BISMARCK, N.D. (AP) — A spokesman for North Dakota Gov. Jack Dalrymple says the governor has no intention of blocking food and supplies from coming into a camp where people have gathered to protest the Dakota Access pipeline.
Dalrymple on Monday issued a “mandatory evacuation” for the camp “to safeguard against harsh winter conditions.”
Dalrymple spokesman Jeff Zent says the evacuation order has been “misconstrued” by some as giving authorities the ability to block food and supplies from coming in or out of the encampment. Zent says that is “not the governor’s intent.”
The 1,172-mile pipeline is nearly complete except for a small section beneath a Missouri River reservoir near the encampment, which is about 50 miles south of Bismarck.
Several Dakota Access pipeline protesters are suing Morton County, the city of Mandan and North Dakota law enforcement officials, arguing their civil rights were violated during a clash with authorities earlier this month.
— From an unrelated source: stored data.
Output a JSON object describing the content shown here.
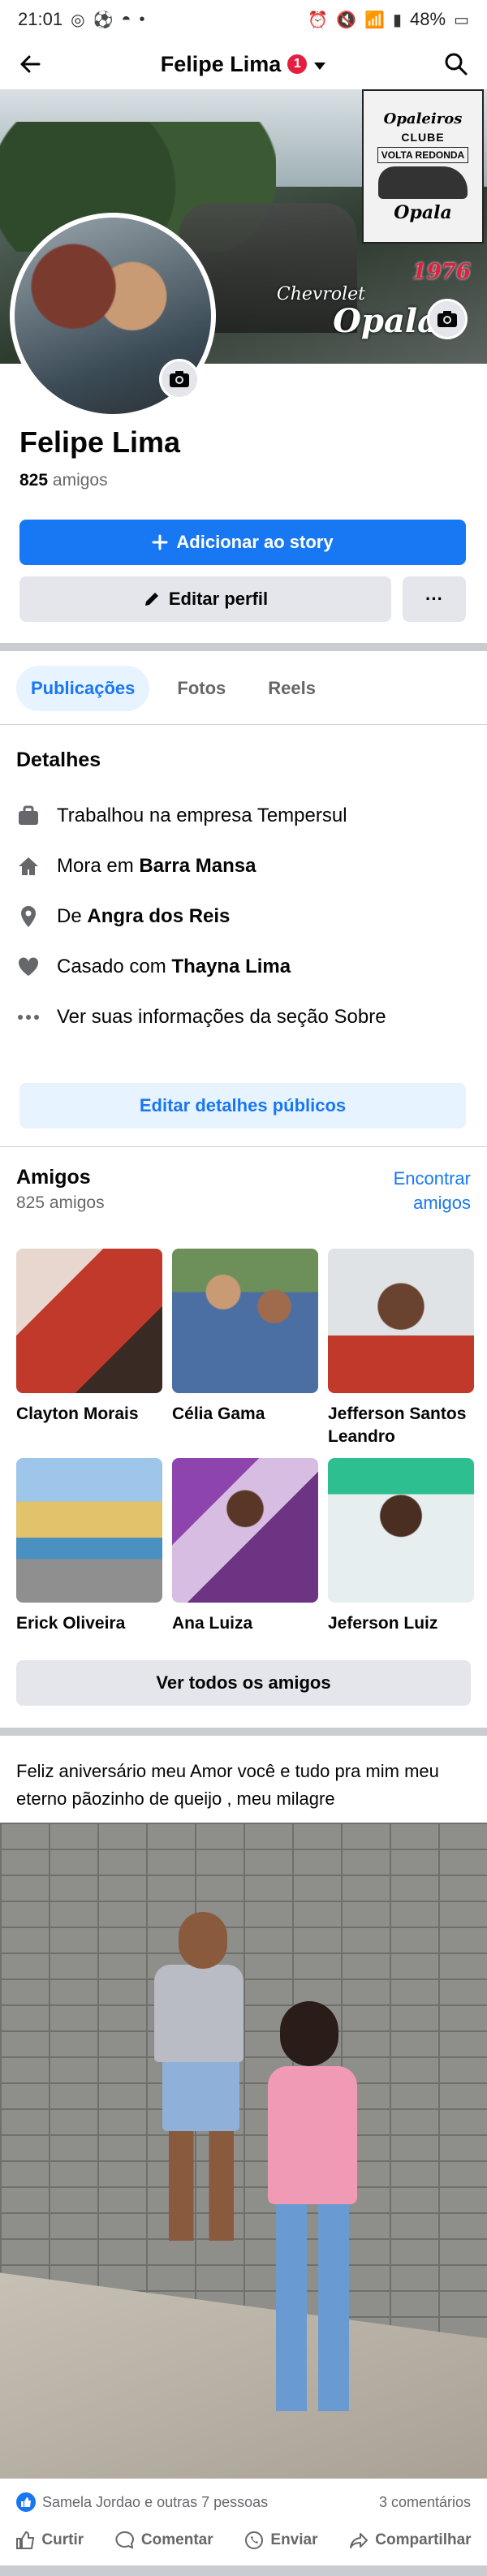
{
  "status_bar": {
    "time": "21:01",
    "battery": "48%"
  },
  "header": {
    "title": "Felipe Lima",
    "notification_count": "1"
  },
  "cover": {
    "logo_title": "Opaleiros",
    "logo_clube": "CLUBE",
    "logo_city": "VOLTA REDONDA",
    "logo_opala": "Opala",
    "chevrolet_text": "Chevrolet",
    "year_text": "1976",
    "opala_big": "Opala"
  },
  "profile": {
    "name": "Felipe Lima",
    "friends_count": "825",
    "friends_label": "amigos",
    "add_story": "Adicionar ao story",
    "edit_profile": "Editar perfil",
    "more": "···"
  },
  "tabs": [
    {
      "label": "Publicações"
    },
    {
      "label": "Fotos"
    },
    {
      "label": "Reels"
    }
  ],
  "details": {
    "title": "Detalhes",
    "work": "Trabalhou na empresa Tempersul",
    "lives_prefix": "Mora em",
    "lives_city": "Barra Mansa",
    "from_prefix": "De",
    "from_city": "Angra dos Reis",
    "married_prefix": "Casado com",
    "married_name": "Thayna Lima",
    "about": "Ver suas informações da seção Sobre",
    "edit_button": "Editar detalhes públicos"
  },
  "friends": {
    "title": "Amigos",
    "count": "825 amigos",
    "find": "Encontrar amigos",
    "list": [
      {
        "name": "Clayton Morais"
      },
      {
        "name": "Célia Gama"
      },
      {
        "name": "Jefferson Santos Leandro"
      },
      {
        "name": "Erick Oliveira"
      },
      {
        "name": "Ana Luiza"
      },
      {
        "name": "Jeferson Luiz"
      }
    ],
    "see_all": "Ver todos os amigos"
  },
  "post": {
    "text": "Feliz aniversário meu Amor você e tudo pra mim meu eterno pãozinho de queijo , meu milagre",
    "reactions": "Samela Jordao e outras 7 pessoas",
    "comments": "3 comentários",
    "actions": {
      "like": "Curtir",
      "comment": "Comentar",
      "send": "Enviar",
      "share": "Compartilhar"
    }
  },
  "colors": {
    "accent": "#1877f2",
    "badge": "#e41e3f",
    "secondary_bg": "#e4e6eb"
  }
}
The National Lawyers Guild’s Water Protector Legal Collective filed the lawsuit Monday in North Dakota federal court. The lawsuit alleges Morton County Sheriff Kyle Kirschmeier and others used excessive force against protesters on Nov. 20 at a blockaded bridge on a state highway.
Authorities used tear gas, rubber bullets and sprayed water at protesters they say assaulted officers with rocks and burning logs. Organizers said at least 17 protesters were taken to the hospital, some for hypothermia and one for a serious arm injury. Authorities say one officer was injured.
The lawsuit seeks unspecified damages.